COEUR d’ALENE — Discussions about how to fund Idaho’s cash-strapped public school districts often lead back to thoughts of 2006.

That was the year Idaho lawmakers, and then Gov. Jim Risch, enacted legislation that shifted public school financing from property taxes to sales and income taxes.

“The point of the shift at that time was property tax relief,” said Post Falls Superintendent Jerry Keane. “The governor and legislators indicated that the state revenues would be adequate to make such a shift.”

Keane said that school districts, while not opposed to property tax relief, were concerned about the stability of a funding system based only on sales tax and income tax.

Prior to the change, a Maintenance and Operations Levy of $3 per $1,000 of assessed property value was levied on all property owners in the state. Those funds provided the bulk of revenue that made up the general fund appropriation from the state’s education budget.

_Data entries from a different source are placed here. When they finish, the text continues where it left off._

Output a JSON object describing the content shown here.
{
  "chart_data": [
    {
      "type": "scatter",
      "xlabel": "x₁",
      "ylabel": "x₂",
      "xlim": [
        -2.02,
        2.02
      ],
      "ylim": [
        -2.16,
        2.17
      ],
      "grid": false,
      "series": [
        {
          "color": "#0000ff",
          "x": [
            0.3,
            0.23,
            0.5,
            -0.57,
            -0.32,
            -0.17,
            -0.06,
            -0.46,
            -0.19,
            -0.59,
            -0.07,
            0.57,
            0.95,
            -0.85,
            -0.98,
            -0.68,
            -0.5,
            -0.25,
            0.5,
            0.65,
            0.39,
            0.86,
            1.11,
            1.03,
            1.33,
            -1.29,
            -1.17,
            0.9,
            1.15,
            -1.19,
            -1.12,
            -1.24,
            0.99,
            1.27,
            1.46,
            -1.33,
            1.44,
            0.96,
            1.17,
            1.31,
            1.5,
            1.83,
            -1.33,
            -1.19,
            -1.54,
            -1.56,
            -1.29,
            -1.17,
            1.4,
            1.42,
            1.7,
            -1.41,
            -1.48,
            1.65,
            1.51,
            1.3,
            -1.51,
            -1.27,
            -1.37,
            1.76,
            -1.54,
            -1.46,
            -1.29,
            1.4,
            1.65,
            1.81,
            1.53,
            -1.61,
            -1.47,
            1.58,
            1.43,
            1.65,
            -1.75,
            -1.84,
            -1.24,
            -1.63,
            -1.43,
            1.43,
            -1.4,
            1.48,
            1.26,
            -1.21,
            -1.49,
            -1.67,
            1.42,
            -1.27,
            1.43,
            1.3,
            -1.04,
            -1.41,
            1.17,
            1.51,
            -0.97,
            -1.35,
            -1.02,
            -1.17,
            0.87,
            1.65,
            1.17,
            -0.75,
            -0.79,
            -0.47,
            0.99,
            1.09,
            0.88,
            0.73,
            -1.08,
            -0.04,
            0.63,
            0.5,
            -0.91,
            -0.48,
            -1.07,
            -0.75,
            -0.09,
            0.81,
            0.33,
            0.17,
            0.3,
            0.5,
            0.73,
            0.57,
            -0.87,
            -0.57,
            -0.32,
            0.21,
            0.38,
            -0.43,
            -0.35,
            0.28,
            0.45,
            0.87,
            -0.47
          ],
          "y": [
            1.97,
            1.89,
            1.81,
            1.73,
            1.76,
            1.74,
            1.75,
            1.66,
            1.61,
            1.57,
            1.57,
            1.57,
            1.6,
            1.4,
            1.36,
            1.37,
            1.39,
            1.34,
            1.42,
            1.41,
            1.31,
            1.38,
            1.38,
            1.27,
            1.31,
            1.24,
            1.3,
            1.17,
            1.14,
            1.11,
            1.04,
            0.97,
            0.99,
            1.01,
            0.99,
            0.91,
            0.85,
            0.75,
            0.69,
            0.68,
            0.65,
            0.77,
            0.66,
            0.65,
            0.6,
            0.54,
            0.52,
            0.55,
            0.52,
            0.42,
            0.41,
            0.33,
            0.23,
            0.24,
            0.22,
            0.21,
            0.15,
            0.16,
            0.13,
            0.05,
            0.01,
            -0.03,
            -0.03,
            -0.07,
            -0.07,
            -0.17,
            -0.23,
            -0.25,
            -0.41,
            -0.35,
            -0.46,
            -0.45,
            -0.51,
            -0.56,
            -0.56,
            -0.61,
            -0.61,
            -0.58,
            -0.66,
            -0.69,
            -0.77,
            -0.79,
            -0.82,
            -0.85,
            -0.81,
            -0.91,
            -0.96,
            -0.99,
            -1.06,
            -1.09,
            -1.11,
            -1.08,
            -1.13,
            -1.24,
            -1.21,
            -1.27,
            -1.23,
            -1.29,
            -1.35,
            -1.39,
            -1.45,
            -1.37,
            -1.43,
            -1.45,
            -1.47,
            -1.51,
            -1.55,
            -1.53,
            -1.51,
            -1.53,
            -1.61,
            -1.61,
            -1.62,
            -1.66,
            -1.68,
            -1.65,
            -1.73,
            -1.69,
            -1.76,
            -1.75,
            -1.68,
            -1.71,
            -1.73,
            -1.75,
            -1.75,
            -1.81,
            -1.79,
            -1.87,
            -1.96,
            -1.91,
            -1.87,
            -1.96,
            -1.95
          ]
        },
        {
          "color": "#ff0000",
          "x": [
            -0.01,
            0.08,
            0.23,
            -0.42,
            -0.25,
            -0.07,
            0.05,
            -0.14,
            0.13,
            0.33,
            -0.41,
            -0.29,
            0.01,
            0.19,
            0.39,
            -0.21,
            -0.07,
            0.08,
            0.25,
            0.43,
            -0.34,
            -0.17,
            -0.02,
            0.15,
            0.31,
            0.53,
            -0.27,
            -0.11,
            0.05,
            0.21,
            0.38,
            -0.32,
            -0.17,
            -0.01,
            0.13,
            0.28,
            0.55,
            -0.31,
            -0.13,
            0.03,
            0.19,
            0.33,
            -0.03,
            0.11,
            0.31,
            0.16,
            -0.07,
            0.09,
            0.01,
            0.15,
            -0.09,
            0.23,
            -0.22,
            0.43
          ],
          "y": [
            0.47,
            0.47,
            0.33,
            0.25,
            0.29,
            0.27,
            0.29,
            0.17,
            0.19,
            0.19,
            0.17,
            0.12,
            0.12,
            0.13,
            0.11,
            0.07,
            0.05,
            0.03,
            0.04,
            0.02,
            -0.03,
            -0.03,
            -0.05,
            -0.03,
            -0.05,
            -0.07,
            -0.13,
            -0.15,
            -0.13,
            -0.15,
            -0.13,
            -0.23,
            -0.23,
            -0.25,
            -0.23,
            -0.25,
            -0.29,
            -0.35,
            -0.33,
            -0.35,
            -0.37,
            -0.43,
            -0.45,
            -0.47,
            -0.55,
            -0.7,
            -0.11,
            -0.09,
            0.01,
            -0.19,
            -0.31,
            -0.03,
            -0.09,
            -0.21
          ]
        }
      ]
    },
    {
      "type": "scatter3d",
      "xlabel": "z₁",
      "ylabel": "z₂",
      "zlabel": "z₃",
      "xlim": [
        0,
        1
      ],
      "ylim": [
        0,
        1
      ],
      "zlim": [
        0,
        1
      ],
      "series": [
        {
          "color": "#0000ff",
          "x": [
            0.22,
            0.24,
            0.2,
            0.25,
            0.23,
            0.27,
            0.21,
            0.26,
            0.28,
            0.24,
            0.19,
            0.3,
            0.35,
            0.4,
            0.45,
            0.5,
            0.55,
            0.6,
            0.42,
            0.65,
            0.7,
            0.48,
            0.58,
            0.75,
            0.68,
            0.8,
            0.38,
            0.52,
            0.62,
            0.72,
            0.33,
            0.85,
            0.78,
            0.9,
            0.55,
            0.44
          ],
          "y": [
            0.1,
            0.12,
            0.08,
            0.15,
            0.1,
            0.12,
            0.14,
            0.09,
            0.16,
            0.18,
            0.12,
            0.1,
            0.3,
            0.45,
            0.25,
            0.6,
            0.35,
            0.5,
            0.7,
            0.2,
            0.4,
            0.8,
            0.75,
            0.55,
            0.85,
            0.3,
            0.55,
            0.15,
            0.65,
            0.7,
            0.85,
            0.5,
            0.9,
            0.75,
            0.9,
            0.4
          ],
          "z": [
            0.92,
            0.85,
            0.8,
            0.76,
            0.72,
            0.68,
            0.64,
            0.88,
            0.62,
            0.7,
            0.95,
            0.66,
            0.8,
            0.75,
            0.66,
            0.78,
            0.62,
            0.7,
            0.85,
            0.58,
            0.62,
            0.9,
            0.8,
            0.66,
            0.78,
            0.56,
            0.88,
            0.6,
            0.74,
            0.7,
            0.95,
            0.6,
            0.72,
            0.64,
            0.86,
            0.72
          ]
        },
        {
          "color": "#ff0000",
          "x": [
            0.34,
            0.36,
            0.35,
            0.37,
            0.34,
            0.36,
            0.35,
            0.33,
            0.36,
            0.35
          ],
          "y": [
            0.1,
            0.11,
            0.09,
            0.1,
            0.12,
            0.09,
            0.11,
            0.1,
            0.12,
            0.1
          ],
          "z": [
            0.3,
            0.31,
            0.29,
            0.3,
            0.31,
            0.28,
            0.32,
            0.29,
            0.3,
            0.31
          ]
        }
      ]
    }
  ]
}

Districts were also able to ask voters to approve supplemental levies to provide additional funds, as they are today.

The property tax reform of 2006 eliminated the $3 per $1,000 Maintenance and Operations Levy, and raised the state sales tax from 5 percent to 6 percent to pay for the operation of the state’s public schools.

In 2006, the public cry for property tax relief reverberated loudly in Idaho, which had the 36th lowest property tax rate in the nation in 2005, and in other states where property taxes were soaring.

It did provide property tax relief in Idaho.

Prior to the shift, the school levy rate in the Coeur d’Alene School District was $5.23 per $1,000 of taxable assessed value. Today it’s $1.51 per $1,000.

If voters approve a $12.9 million levy the district is floating before them on March 8, the levy rate will rise to $2.14 per $1,000 of assessed property value.

“It’s still much, much smaller than it was,” said Superintendent Hazel Bauman.

In Post Falls, the school levy tax rate in 2006 was $5.61 per $1,000 of property value. Now it is $2.58 per $1,000.

If the old statewide property tax support for schools had been left in place, Alan Dornfest, property tax policy supervisor with the Idaho State Tax Commission, says  that in 2010, the $3.00 per $1,000 maintenance and operation levy would have generated at least $337 million for schools.

In 2011, the number drops to $302 million due to declining property values in the state.

Sales tax revenue declined dramatically when the economy plummeted in 2008, and  school districts subsequently saw a $128 million reduction in funding from the state education budget.

As state funds for education have dwindled, the pendulum has begun to swing back toward funding Idaho’s public schools with local property taxes.

In 2006, $78.7 million were collected through supplemental levies by Idaho school districts.

By 2010, the number of local property tax supplemental levies jumped by $57.6 million to $136.3 million.

“With an economic downturn of the scale we have seen there would have been state cuts even if the M & O was still in place,” said Tom Taggart, business director for the Lakeland School District. “What it would have done is provide a more stable revenue source. Of course that stability would have come at the expense of property owners.”